- Developer: Connectix
- Release: June 1991; 35 years ago
- Final release: 7.5 / September 7, 1994; 31 years ago
- Operating system: Classic Mac OS
- Type: Utility software
- License: Proprietary commercial software, later made available as freeware

= MODE32 =

Software for Apple computers

MODE32 is a software product originally developed by Connectix for certain models of the Apple Macintosh. It was published in June 1991 and originally cost US$169; however, on September 5, 1991, the software was made available free to customers under licensing terms with Apple Computer.

==Overview==
MODE32 patches the ROM code in certain models of early 68020 and 68030 Apple Macintosh computers (see "Affected models" below) which were advertised by Apple to support 32-bit memory management. Despite the machines' hardware being designed to support 32-bit mode, the lack of a 32-bit Memory Manager in ROM forced these machines to run in 24-bit mode, which crippled these otherwise high-end machines to support only 8 MB of RAM. Prior to licensing MODE32, Apple had been subject to many complaints from individuals over the lack of 32-bit support.

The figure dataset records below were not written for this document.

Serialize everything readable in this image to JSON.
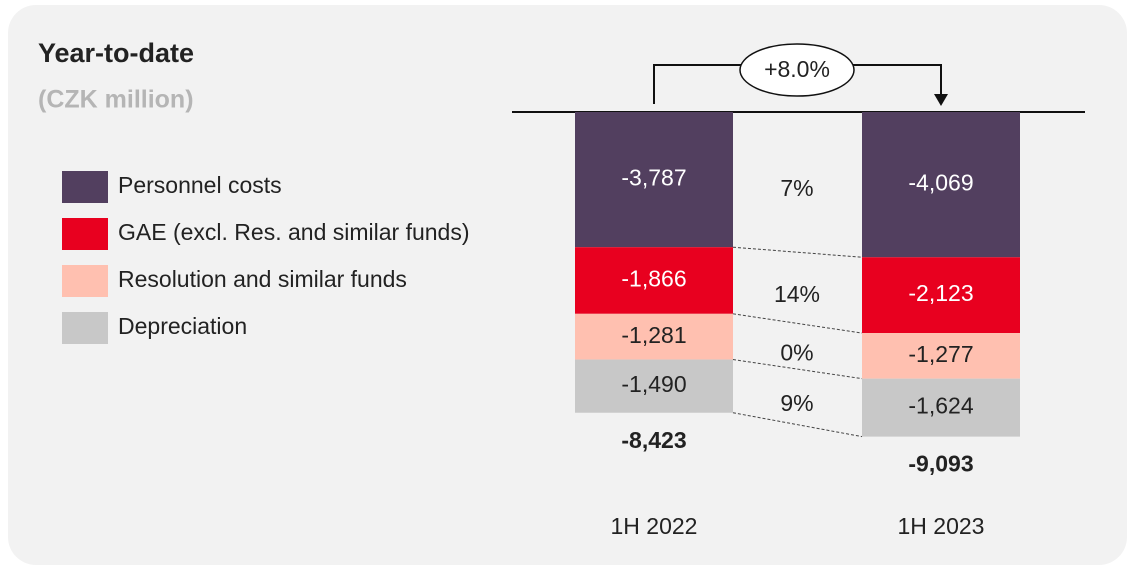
{
  "chart_data": {
    "type": "stacked_bar",
    "title": "Year-to-date",
    "subtitle": "(CZK million)",
    "categories": [
      "1H 2022",
      "1H 2023"
    ],
    "series": [
      {
        "name": "Personnel costs",
        "color": "#523f5f",
        "label_color": "#ffffff",
        "values": [
          -3787,
          -4069
        ],
        "value_labels": [
          "-3,787",
          "-4,069"
        ]
      },
      {
        "name": "GAE (excl. Res. and similar funds)",
        "color": "#e8001f",
        "label_color": "#ffffff",
        "values": [
          -1866,
          -2123
        ],
        "value_labels": [
          "-1,866",
          "-2,123"
        ]
      },
      {
        "name": "Resolution and similar funds",
        "color": "#ffc0b0",
        "label_color": "#222222",
        "values": [
          -1281,
          -1277
        ],
        "value_labels": [
          "-1,281",
          "-1,277"
        ]
      },
      {
        "name": "Depreciation",
        "color": "#c8c8c8",
        "label_color": "#222222",
        "values": [
          -1490,
          -1624
        ],
        "value_labels": [
          "-1,490",
          "-1,624"
        ]
      }
    ],
    "totals": {
      "values": [
        -8423,
        -9093
      ],
      "value_labels": [
        "-8,423",
        "-9,093"
      ]
    },
    "changes": {
      "values": [
        7,
        14,
        0,
        9
      ],
      "value_labels": [
        "7%",
        "14%",
        "0%",
        "9%"
      ]
    },
    "total_change": {
      "value": 8.0,
      "label": "+8.0%"
    },
    "ylim": [
      -10000,
      0
    ]
  }
}
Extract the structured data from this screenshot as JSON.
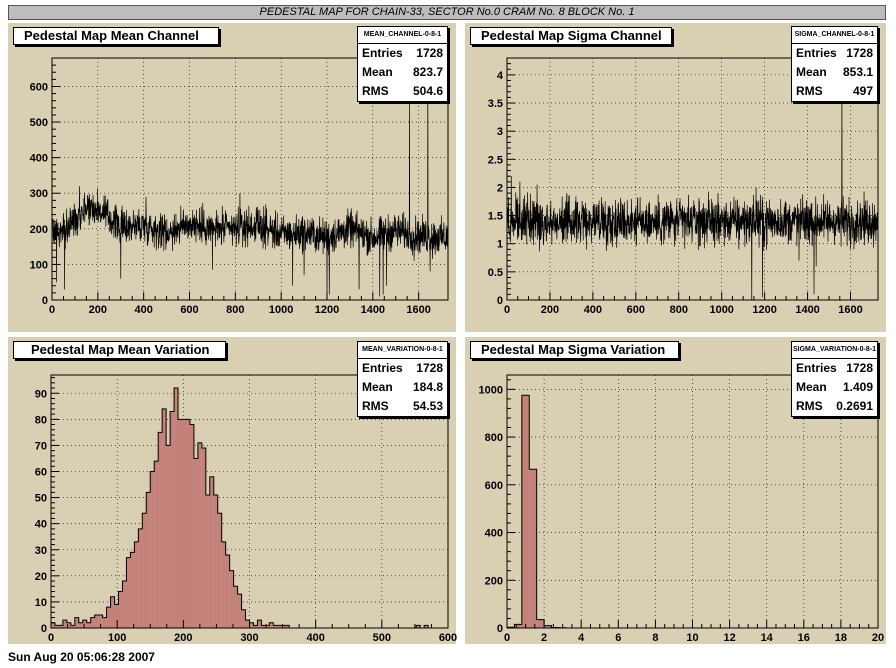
{
  "page_title": "PEDESTAL MAP FOR CHAIN-33, SECTOR No.0 CRAM No. 8 BLOCK No. 1",
  "footer_text": "Sun Aug 20 05:06:28 2007",
  "colors": {
    "pad_bg": "#d9d0b3",
    "hist_fill": "#c4817a",
    "line": "#000000"
  },
  "chart_data": [
    {
      "id": "mean_channel",
      "type": "line",
      "title": "Pedestal Map Mean Channel",
      "stats": {
        "name": "MEAN_CHANNEL-0-8-1",
        "entries": "1728",
        "mean": "823.7",
        "rms": "504.6"
      },
      "stats_labels": {
        "entries": "Entries",
        "mean": "Mean",
        "rms": "RMS"
      },
      "xlim": [
        0,
        1728
      ],
      "ylim": [
        0,
        680
      ],
      "xticks": [
        "0",
        "200",
        "400",
        "600",
        "800",
        "1000",
        "1200",
        "1400",
        "1600"
      ],
      "yticks": [
        "0",
        "100",
        "200",
        "300",
        "400",
        "500",
        "600"
      ],
      "grid": true,
      "x_range": [
        0,
        1728
      ],
      "base_profile": [
        [
          0,
          200
        ],
        [
          50,
          190
        ],
        [
          100,
          230
        ],
        [
          150,
          265
        ],
        [
          200,
          255
        ],
        [
          300,
          205
        ],
        [
          400,
          210
        ],
        [
          500,
          190
        ],
        [
          600,
          215
        ],
        [
          700,
          200
        ],
        [
          800,
          200
        ],
        [
          900,
          210
        ],
        [
          1000,
          185
        ],
        [
          1100,
          190
        ],
        [
          1200,
          175
        ],
        [
          1300,
          200
        ],
        [
          1400,
          175
        ],
        [
          1500,
          195
        ],
        [
          1600,
          180
        ],
        [
          1728,
          175
        ]
      ],
      "noise": 35,
      "spikes": [
        [
          20,
          50
        ],
        [
          30,
          170
        ],
        [
          55,
          30
        ],
        [
          120,
          320
        ],
        [
          300,
          60
        ],
        [
          410,
          290
        ],
        [
          700,
          85
        ],
        [
          820,
          300
        ],
        [
          1050,
          40
        ],
        [
          1100,
          70
        ],
        [
          1200,
          5
        ],
        [
          1210,
          15
        ],
        [
          1340,
          30
        ],
        [
          1430,
          10
        ],
        [
          1445,
          15
        ],
        [
          1460,
          40
        ],
        [
          1560,
          570
        ],
        [
          1580,
          110
        ],
        [
          1640,
          645
        ],
        [
          1650,
          80
        ],
        [
          1660,
          115
        ]
      ]
    },
    {
      "id": "sigma_channel",
      "type": "line",
      "title": "Pedestal Map Sigma Channel",
      "stats": {
        "name": "SIGMA_CHANNEL-0-8-1",
        "entries": "1728",
        "mean": "853.1",
        "rms": "497"
      },
      "stats_labels": {
        "entries": "Entries",
        "mean": "Mean",
        "rms": "RMS"
      },
      "xlim": [
        0,
        1728
      ],
      "ylim": [
        0,
        4.3
      ],
      "xticks": [
        "0",
        "200",
        "400",
        "600",
        "800",
        "1000",
        "1200",
        "1400",
        "1600"
      ],
      "yticks": [
        "0",
        "0.5",
        "1",
        "1.5",
        "2",
        "2.5",
        "3",
        "3.5",
        "4"
      ],
      "grid": true,
      "x_range": [
        0,
        1728
      ],
      "base_profile": [
        [
          0,
          1.4
        ],
        [
          1728,
          1.4
        ]
      ],
      "noise": 0.28,
      "spikes": [
        [
          20,
          2.2
        ],
        [
          60,
          2.1
        ],
        [
          140,
          2.05
        ],
        [
          780,
          0.95
        ],
        [
          1080,
          0.9
        ],
        [
          1140,
          0.0
        ],
        [
          1160,
          2.0
        ],
        [
          1190,
          0.05
        ],
        [
          1200,
          0.95
        ],
        [
          1360,
          0.7
        ],
        [
          1430,
          0.1
        ],
        [
          1440,
          0.6
        ],
        [
          1560,
          4.1
        ],
        [
          1600,
          0.9
        ]
      ]
    },
    {
      "id": "mean_variation",
      "type": "bar",
      "title": "Pedestal Map Mean Variation",
      "stats": {
        "name": "MEAN_VARIATION-0-8-1",
        "entries": "1728",
        "mean": "184.8",
        "rms": "54.53"
      },
      "stats_labels": {
        "entries": "Entries",
        "mean": "Mean",
        "rms": "RMS"
      },
      "xlim": [
        0,
        600
      ],
      "ylim": [
        0,
        97
      ],
      "xticks": [
        "0",
        "100",
        "200",
        "300",
        "400",
        "500",
        "600"
      ],
      "yticks": [
        "0",
        "10",
        "20",
        "30",
        "40",
        "50",
        "60",
        "70",
        "80",
        "90"
      ],
      "grid": true,
      "bin_start": 0,
      "bin_width": 6,
      "values": [
        2,
        1,
        1,
        3,
        2,
        1,
        4,
        2,
        3,
        2,
        4,
        5,
        5,
        4,
        8,
        12,
        9,
        14,
        18,
        27,
        29,
        33,
        38,
        44,
        52,
        60,
        64,
        75,
        84,
        70,
        83,
        92,
        80,
        80,
        80,
        78,
        65,
        71,
        69,
        51,
        58,
        51,
        44,
        33,
        28,
        22,
        16,
        13,
        7,
        3,
        2,
        1,
        3,
        1,
        1,
        2,
        1,
        1,
        1,
        1,
        0,
        0,
        0,
        0,
        0,
        0,
        0,
        0,
        0,
        0,
        0,
        0,
        0,
        0,
        0,
        0,
        0,
        0,
        0,
        0,
        0,
        0,
        0,
        0,
        0,
        0,
        0,
        0,
        0,
        0,
        0,
        0,
        1,
        0,
        1,
        0,
        0,
        0,
        0,
        0
      ]
    },
    {
      "id": "sigma_variation",
      "type": "bar",
      "title": "Pedestal Map Sigma Variation",
      "stats": {
        "name": "SIGMA_VARIATION-0-8-1",
        "entries": "1728",
        "mean": "1.409",
        "rms": "0.2691"
      },
      "stats_labels": {
        "entries": "Entries",
        "mean": "Mean",
        "rms": "RMS"
      },
      "xlim": [
        0,
        20
      ],
      "ylim": [
        0,
        1060
      ],
      "xticks": [
        "0",
        "2",
        "4",
        "6",
        "8",
        "10",
        "12",
        "14",
        "16",
        "18",
        "20"
      ],
      "yticks": [
        "0",
        "200",
        "400",
        "600",
        "800",
        "1000"
      ],
      "grid": true,
      "bin_start": 0,
      "bin_width": 0.4,
      "values": [
        3,
        15,
        975,
        665,
        35,
        10,
        2,
        1
      ]
    }
  ]
}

Versions of MODE32 prior to 7.5 include a control panel under Macintosh System 7 that lets the user enable or disable MODE32. The option to enable 32-bit addressing can be found in the Memory control panel when MODE32 is enabled. Otherwise, the option is not displayed.

For System 7.0 and 7.1, MODE32 version 1.2 was recommended. In the case of System 7.5 (and if Thread Manager was loaded), Connectix specifically recommends MODE32 7.5 in order to avoid problems with file corruption. If MODE32 1.2 was installed over 7.5, Connectix recommends a complete reinstall of the operating system.

Generally, 32-bit addressing is only needed when large amounts of RAM are needed or when a piece of software requires it. Running non-32-bit-clean software in 32-bit mode on any Macintosh can cause crashes and data corruption. With MODE32 installed, holding down the Esc key on the keyboard as soon as the machine is powered on causes the system to run in 24-bit mode for the current session.

Mac OS 7.6 and later require 32-bit "clean" ROMs and do not require this utility. MODE32 is a descendant of Connectix's earlier OPTIMA, which also enables 32-bit addressing but for System 6. Connectix also offered three similar products, MAXIMA, RAM Doubler, and Virtual; the former implemented a RAM disk and latter two adding virtual memory (with compression in RAM Doubler's case) in addition to allowing addressing 14 MB under 24-bit addressing.

==Affected models==
- Macintosh SE/30
- Macintosh II
- Macintosh IIx
- Macintosh IIcx

Other models do not need MODE32 because they either do not support 32-bit addressing at all or support it exclusively.